We pull up to the theater and I practically jump out the car to go get the tickets. He would always hand me the money to go and pay for the tickets while he parked and this time I did not want to take the money. The car had barely come to a stop before I jumped out. I run up, pay for the tickets, feeling good about myself. He meets me at the ticket window, I flash the tickets, and he grabs my hand and we walk in and enjoy the movie.

He still hadn’t said anything about me paying. I thought I had been triumphant.

Not.

We get in the car and decide to go to the city to go to a restaurant to eat. He pulls off and before we can leave the parking lot, he comes to an abrupt stop.

“Don’t ever do that again.”

I tried to pretend like I didn’t know what he was talking about, but he wasn’t having it. He went on to explain that me paying for the tickets felt disrespectful to him and all that he was taught.

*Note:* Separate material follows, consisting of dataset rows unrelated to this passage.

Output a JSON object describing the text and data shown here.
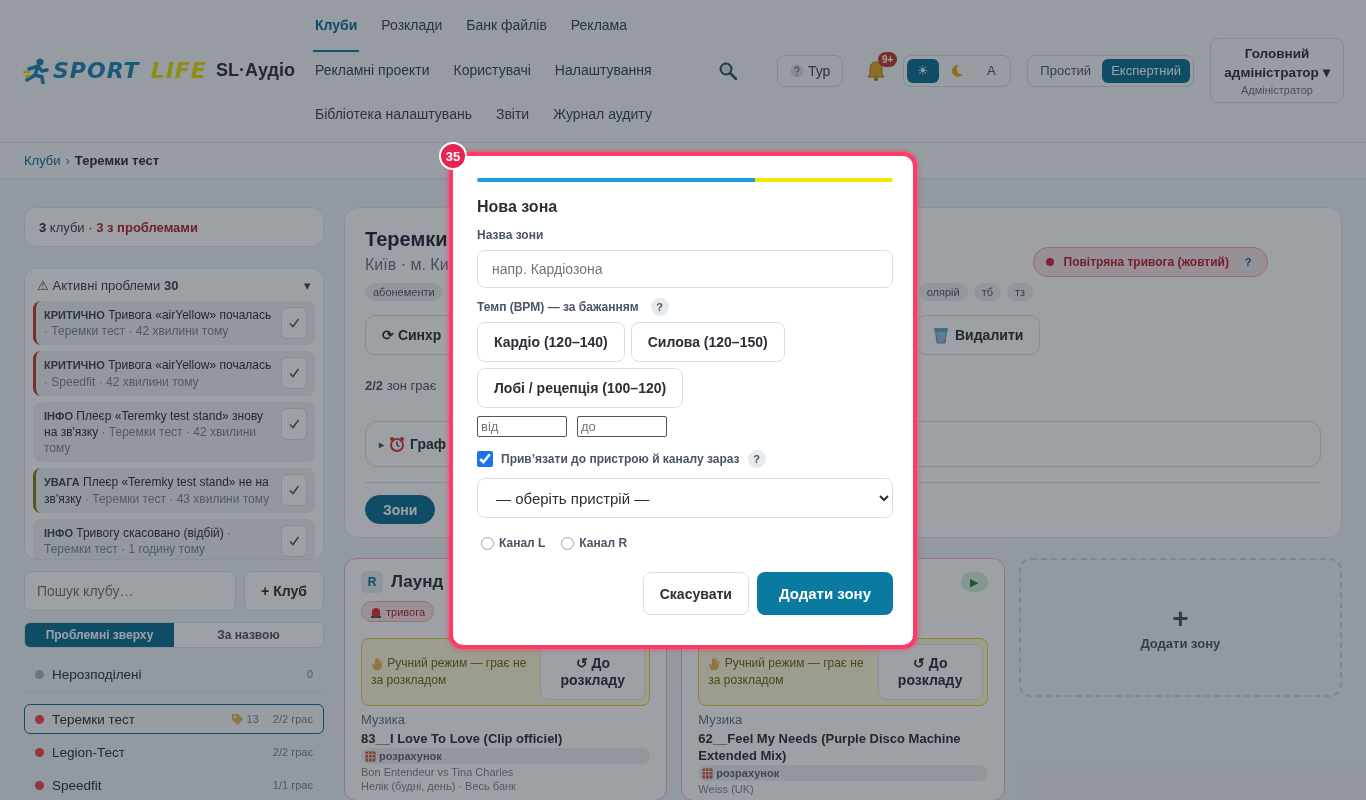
{
  "header": {
    "logo": {
      "first": "SPORT",
      "second": "LIFE"
    },
    "app_name": "SL·Аудіо",
    "nav": [
      [
        {
          "label": "Клуби",
          "selected": true
        },
        {
          "label": "Розклади",
          "selected": false
        },
        {
          "label": "Банк файлів",
          "selected": false
        },
        {
          "label": "Реклама",
          "selected": false
        }
      ],
      [
        {
          "label": "Рекламні проекти",
          "selected": false
        },
        {
          "label": "Користувачі",
          "selected": false
        },
        {
          "label": "Налаштування",
          "selected": false
        }
      ],
      [
        {
          "label": "Бібліотека налаштувань",
          "selected": false
        },
        {
          "label": "Звіти",
          "selected": false
        },
        {
          "label": "Журнал аудиту",
          "selected": false
        }
      ]
    ],
    "tour_button": "Тур",
    "notifications_badge": "9+",
    "theme": [
      {
        "kind": "glyph",
        "label": "☀",
        "selected": true
      },
      {
        "kind": "moon",
        "selected": false
      },
      {
        "kind": "glyph",
        "label": "A",
        "selected": false
      }
    ],
    "mode": [
      {
        "label": "Простий",
        "selected": false
      },
      {
        "label": "Експертний",
        "selected": true
      }
    ],
    "user": {
      "name": "Головний адміністратор",
      "caret": "▾",
      "role": "Адміністратор"
    }
  },
  "breadcrumb": {
    "items": [
      {
        "label": "Клуби",
        "kind": "link"
      },
      {
        "label": "Теремки тест",
        "kind": "current"
      }
    ],
    "separator": "›"
  },
  "sidebar": {
    "summary": {
      "count": "3",
      "text": "клуби ·",
      "problems": "3 з проблемами"
    },
    "problems": {
      "heading": "⚠ Активні проблеми **30**",
      "toggle": "▾",
      "items": [
        {
          "kind": "critical",
          "level": "КРИТИЧНО",
          "title": "Тривога «airYellow» почалась",
          "meta": "· Теремки тест · 42 хвилини тому"
        },
        {
          "kind": "critical",
          "level": "КРИТИЧНО",
          "title": "Тривога «airYellow» почалась",
          "meta": "· Speedfit · 42 хвилини тому"
        },
        {
          "kind": "info",
          "level": "ІНФО",
          "title": "Плеєр «Teremky test stand» знову на зв'язку",
          "meta": "· Теремки тест · 42 хвилини тому"
        },
        {
          "kind": "warning",
          "level": "УВАГА",
          "title": "Плеєр «Teremky test stand» не на зв'язку",
          "meta": "· Теремки тест · 43 хвилини тому"
        },
        {
          "kind": "info",
          "level": "ІНФО",
          "title": "Тривогу скасовано (відбій)",
          "meta": "· Теремки тест · 1 годину тому"
        }
      ]
    },
    "search_placeholder": "Пошук клубу…",
    "add_button": "+ Клуб",
    "sort": [
      {
        "label": "Проблемні зверху",
        "selected": true
      },
      {
        "label": "За назвою",
        "selected": false
      }
    ],
    "clubs": [
      {
        "kind": "unassigned",
        "name": "Нерозподілені",
        "color": "#70757d",
        "status": "0",
        "selected": false
      },
      {
        "kind": "club",
        "name": "Теремки тест",
        "color": "#953540",
        "tags": "13",
        "status": "2/2 грає",
        "selected": true
      },
      {
        "kind": "club",
        "name": "Legion-Тест",
        "color": "#953540",
        "status": "2/2 грає",
        "selected": false
      },
      {
        "kind": "club",
        "name": "Speedfit",
        "color": "#953540",
        "status": "1/1 грає",
        "selected": false
      }
    ]
  },
  "club": {
    "title": "Теремки",
    "subtitle": "Київ · м. Ки",
    "tags_left": [
      "абонементи"
    ],
    "tags_right": [
      "олярій",
      "тб",
      "тз"
    ],
    "alert": {
      "label": "Повітряна тривога (жовтий)",
      "help": "?"
    },
    "actions": [
      {
        "kind": "sync",
        "label": "⟳ Синхр"
      },
      {
        "kind": "delete",
        "label": "Видалити"
      }
    ],
    "playing": "**2/2** зон грає",
    "schedule": {
      "caret": "▸",
      "label": "Граф"
    },
    "tabs": [
      {
        "label": "Зони",
        "selected": true
      }
    ],
    "zones": [
      {
        "kind": "zone",
        "badge": "R",
        "title": "Лаунд",
        "alarm_tag": "тривога",
        "manual": "Ручний режим — грає не за розкладом",
        "resume": "↺ До розкладу",
        "section": "Музика",
        "track": "83__I Love To Love (Clip officiel)",
        "category": "розрахунок",
        "artist": "Bon Entendeur vs Tina Charles",
        "source": "Нелік (будні, день) · Весь банк"
      },
      {
        "kind": "zone",
        "play": "▶",
        "manual": "Ручний режим — грає не за розкладом",
        "resume": "↺ До розкладу",
        "section": "Музика",
        "track": "62__Feel My Needs (Purple Disco Machine Extended Mix)",
        "category": "розрахунок",
        "artist": "Weiss (UK)"
      },
      {
        "kind": "add",
        "plus": "+",
        "label": "Додати зону"
      }
    ]
  },
  "modal": {
    "step_badge": "35",
    "title": "Нова зона",
    "name_label": "Назва зони",
    "name_placeholder": "напр. Кардіозона",
    "tempo_label": "Темп (BPM) — за бажанням",
    "tempo_help": "?",
    "presets": [
      "Кардіо (120–140)",
      "Силова (120–150)",
      "Лобі / рецепція (100–120)"
    ],
    "from_placeholder": "від",
    "to_placeholder": "до",
    "bind": {
      "label": "Прив’язати до пристрою й каналу зараз",
      "checked": true,
      "help": "?"
    },
    "device_select": "— оберіть пристрій —",
    "channels": [
      {
        "label": "Канал L",
        "selected": false
      },
      {
        "label": "Канал R",
        "selected": false
      }
    ],
    "cancel": "Скасувати",
    "submit": "Додати зону"
  }
}
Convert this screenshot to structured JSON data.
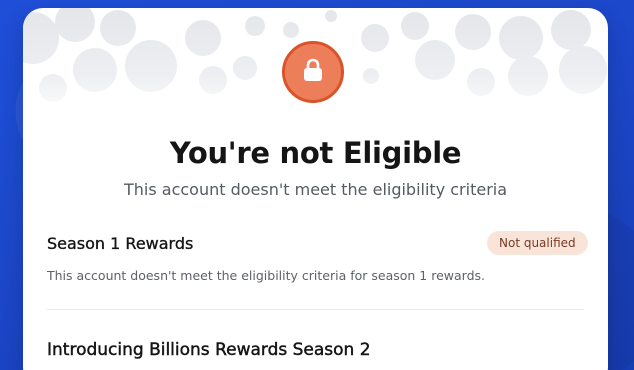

“I know that your mom is this really strong person, and that you can do a lot by yourself, but as long as you are with me, you never pay for anything. That’s the way that I was taught by my dad and I like to do that for you. So put that women’s independence stuff aside.”

He basically summed it up and told me that I should never pull out any money as long as I was with him and to think to do so was disrespectful.

His final words on the subject, “Never date a man that expects you to pay for anything. You’re worth more than that.”

He gave me back the money and we never spoke of the subject again.

That stuck with me. Now, I’m #girlpower on just about everything in life. But I feel like while there are things that I expect from a man and dating that I am not willing to compromise.

My 17 year old self went on dates, enjoyed people’s company and was a bit of a socialite. My 17 year old self required that a man take me out on dates and that we spend time together doing things, not sitting around chilling. My 17 year old self would not be alright with a lackluster connection with someone and would not hesitate to drop the man who did not approach her with intelligent conversation and ideas on what to do on the dates he would take me on. My 17 year old self appreciated being a young woman and learned quickly that it was okay for the man to be a man, and that when he was, it did not make me any less of a woman. My 17 year old self was okay being alone versus dealing with someone who did not meet her needs because she had more than enough on her plate to do anyway. My 17 year old self knew that she had options and would not chase after someone who was not respectful or compassionate.

So my 37 year old self should not be struggling with dating as a concept. I’ve been here before. It’s not foreign territory. My 17 year old self has already paved the way, my 37 year old just simply has to listen.